When Canadian singer Dave Carroll boarded a United Airlines flight, he faced a musician’s worst nightmare: Baggage handlers broke his Taylor acoustic guitar. After a year of failed attempts of trying to get some compensation from United, Carroll used his singing skills to finally get noticed. Carroll’s YouTube video “United Breaks Guitars” has received over 14 million views, and its immense popularity created a crisis situation for United Airlines. Today, many online reputation managers use “United Breaks Guitars” as a case study for how a brand should respond in a similar situation.

If I were United’s Online Reputation Manager and Carroll had reached out to me via social media, I would have responded to his complaint immediately. A timely and compassionate response can often turn the tide in a social media complaint. Many times customers just want to feel like they have been acknowledged, so a response could prevent a complaint from turning into a full-blown crisis. It’s important to have a time frame for social media responses in place. It maybe different for every company, but for an airline, I would expect a customer to have a response within a couple hours of making a complaint or inquiry.

United Breaks Guitars, online reputation management, social media, Crisis management, United Airlines

Even if Carroll had taken to other methods of communication and I was unaware of his complaint until the YouTube video was produced, I would have used social media listening tools (Google Alerts) so I would have known that a complaint was out there.
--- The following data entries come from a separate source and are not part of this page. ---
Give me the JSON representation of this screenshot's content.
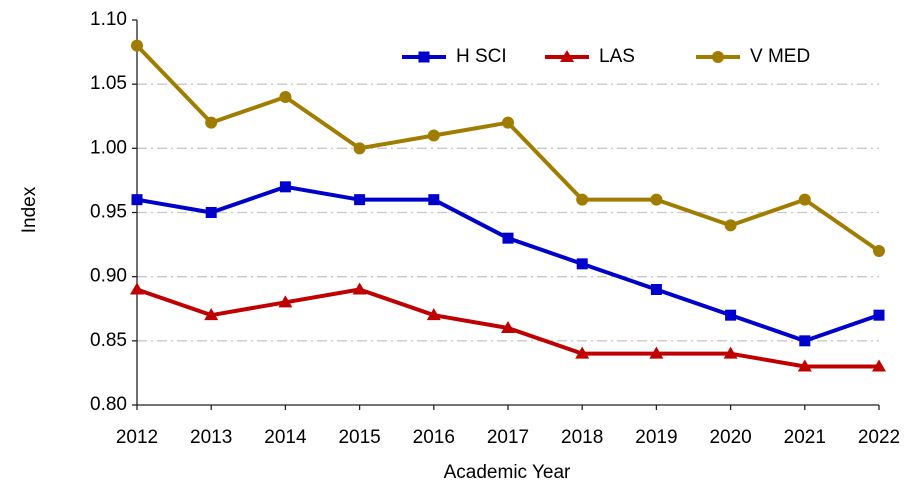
{
  "chart_data": {
    "type": "line",
    "xlabel": "Academic Year",
    "ylabel": "Index",
    "x": [
      2012,
      2013,
      2014,
      2015,
      2016,
      2017,
      2018,
      2019,
      2020,
      2021,
      2022
    ],
    "xlim": [
      2012,
      2022
    ],
    "xticks": [
      2012,
      2013,
      2014,
      2015,
      2016,
      2017,
      2018,
      2019,
      2020,
      2021,
      2022
    ],
    "ylim": [
      0.8,
      1.1
    ],
    "yticks": [
      {
        "value": 0.8,
        "label": "0.80"
      },
      0.85,
      {
        "value": 0.9,
        "label": "0.90"
      },
      0.95,
      {
        "value": 1.0,
        "label": "1.00"
      },
      1.05,
      {
        "value": 1.1,
        "label": "1.10"
      }
    ],
    "grid": true,
    "legend": "top",
    "series": [
      {
        "name": "H SCI",
        "color": "#0000cc",
        "marker": "square",
        "values": [
          0.96,
          0.95,
          0.97,
          0.96,
          0.96,
          0.93,
          0.91,
          0.89,
          0.87,
          0.85,
          0.87
        ]
      },
      {
        "name": "LAS",
        "color": "#c00000",
        "marker": "triangle",
        "values": [
          0.89,
          0.87,
          0.88,
          0.89,
          0.87,
          0.86,
          0.84,
          0.84,
          0.84,
          0.83,
          0.83
        ]
      },
      {
        "name": "V MED",
        "color": "#a07c00",
        "marker": "circle",
        "values": [
          1.08,
          1.02,
          1.04,
          1.0,
          1.01,
          1.02,
          0.96,
          0.96,
          0.94,
          0.96,
          0.92
        ]
      }
    ]
  }
}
Once again, if United had been listening and responded to the video in a timely fashion, some of the backlash may have been avoided.

If I wasn’t using social listening tools and was completely blindsided by Carroll’s video, then I would go into crisis management mode. I would start by releasing a press release apologizing to Carroll that his complaint hadn’t been resolved. I would iterate that his experience with United was not the typical customer experience and it wasn’t the standard of customer satisfaction that United hoped to achieve. I would then assure Carroll and all other customers that their satisfaction was important to the United brand, and the brand would do everything in its power to rectify the situation. I would share a link to the press release on all of United’s social media pages.

After releasing the press release, I would create a YouTube video in response to Carroll’s video. Once again, I would apologize for his negative experience and say that it’s not the typical United experience. A simple apology and acknowledging mistakes can make a brand appear more human, and can prevent fallout from a crisis scenario. I would also highlight what the brand strives to provide in terms of customer experience to put a positive light back on the brand. Finally, I would let Carroll and all other customers know how we planned to rectify the situation. This transparency goes a long ways with customers.

Great customer service doesn’t stop after the initial response. I would check in with Carroll via social media to make sure the situation had been resolved. These continued interactions show your customers that their service and happiness really is important to the brand. Had United followed these steps, some of the crisis fallout could have been avoided.